Orlando Man Arrested For Filing Fraudulent Immigration Petitions Resulting In Over 300 Temporary Workers Entering The United States
Orlando, Florida – Marvin Mushia Smith (39, Orlando) has been arrest and charged by criminal complaint with visa fraud and encouraging or inducing an alien to come to, enter, or reside in the United States. If convicted, he faces a maximum penalty of 10 years in federal prison on each count.
According to court documents, in April 2017, members of Orlando’s Homeland Security Investigation’s (HSI) Document and Benefit Fraud Task Force (DBFTF) identified numerous requests for foreign, temporary, non-agricultural workers’ “H-2B” visas linked to Smith, a naturalized U.S. citizen originally from Jamaica. Further investigation revealed that from at least December 2014 through March 15, 2018, Smith filed fraudulent labor certification packages and 11 fraudulent immigration petitions with the Department of Labor (DOL) and/or U.S. Citizenship and Immigration Services (USCIS), which resulted in the admission of over 300 non-immigrants from Jamaica.
The H-2B non-agricultural temporary worker program allows U.S. employers to bring foreign nationals to the United States to fill temporary, non-agricultural jobs. To qualify for H-2B nonimmigrant classification, a petitioner must establish that there are not enough U.S. workers who are able, willing, qualified, and available to do the temporary work, and that employing H-2B workers will not adversely affect the wages and working conditions of similarly employed U.S. workers. A statutory “cap” limits the number of H-2B visas granted during a fiscal year. Currently, Congress has set the H-2B cap at 66,000 per fiscal year, with 33,000 for workers who begin employment in the first half of the fiscal year (October 1 - March 31) and 33,000 for workers who begin employment in the second half of the fiscal year (April 1 - September 30).
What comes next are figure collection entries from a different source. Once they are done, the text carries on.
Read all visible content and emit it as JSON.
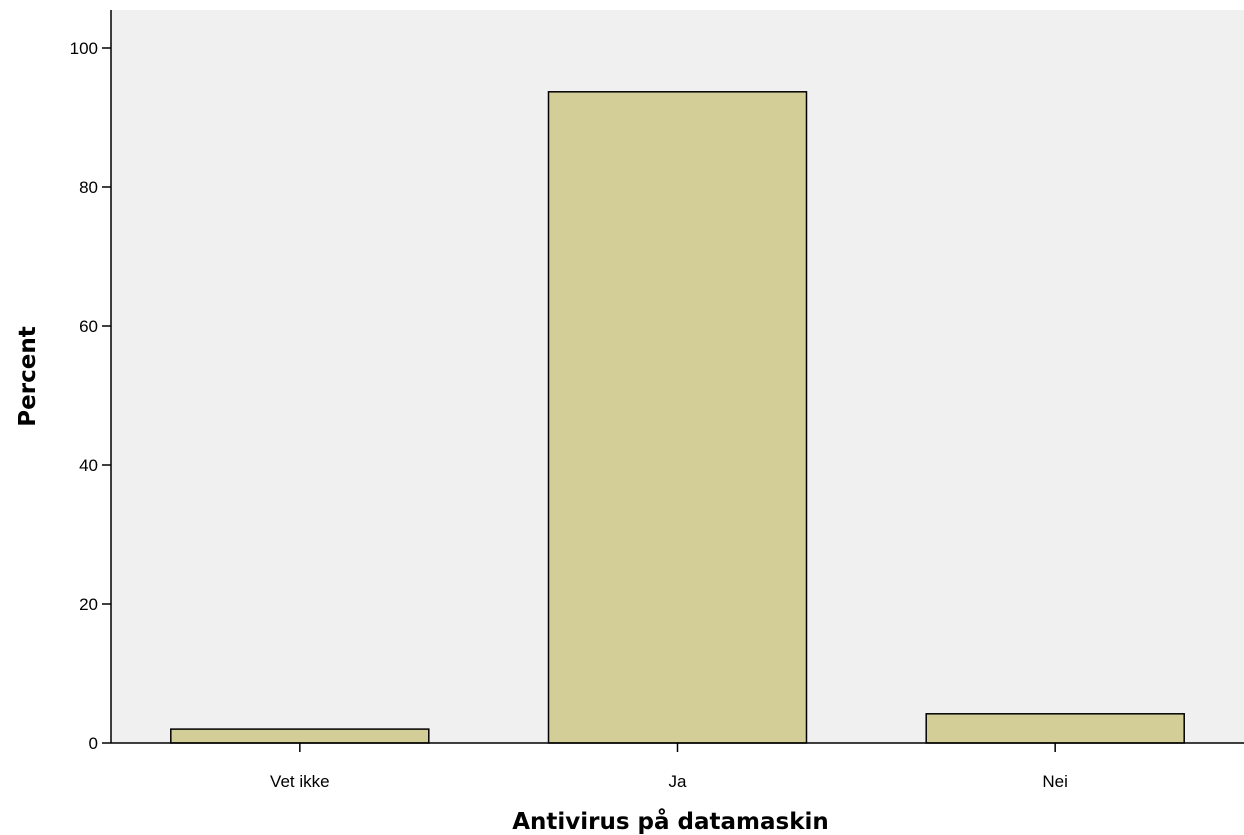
{
  "chart_data": {
    "type": "bar",
    "title": "",
    "xlabel": "Antivirus på datamaskin",
    "ylabel": "Percent",
    "categories": [
      "Vet ikke",
      "Ja",
      "Nei"
    ],
    "values": [
      2.0,
      93.7,
      4.2
    ],
    "ylim": [
      0,
      105
    ],
    "yticks": [
      0,
      20,
      40,
      60,
      80,
      100
    ],
    "ytick_labels": [
      "0",
      "20",
      "40",
      "60",
      "80",
      "100"
    ],
    "grid": false,
    "legend": "none",
    "colors": {
      "bar_fill": "#d3cd98",
      "bar_stroke": "#000000",
      "plot_background": "#f0f0f0",
      "page_background": "#ffffff",
      "axis": "#000000"
    }
  }
}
In his fraudulent submissions to DOL and USCIS, Smith claimed to have labor contracts with various hotels, construction companies, and landscaping businesses for temporary work in the United States. In reality, many of his H-2B petition packages used fake temporary employment contracts to support the need for his foreign workers. USCIS approved the petitions, in large part, because of the fraudulent contracts supplied by Smith. Further, law enforcement officers interviewed several of the workers who had been admitted as part of Smith’s fraudulent packages, who stated that they worked at different job sites and performed duties other than the ones indicated on the petitions.
A criminal complaint is merely a formal charge that a defendant has violated one or more federal criminal laws, and every defendant is presumed innocent unless, and until, proven guilty.
This case was the culmination of the combined investigative efforts of U.S. Immigration and Customs Enforcement’s Homeland Security Investigations, the U.S. Department of State – Diplomatic Security Service, the DOL–Office of the Inspector General, U.S. Customs and Border Protection, and USCIS - Fraud Detection and National Security. These agencies comprise HSI’s Document and Benefit Fraud Task Force, which was created to combat visa fraud and other similar crimes. This case is being prosecuted by Special Assistant U.S. Attorneys Brandon M. Bayliss and Christina R. Downes, who are on assignment from the Office of the Principal Legal Advisor, ICE.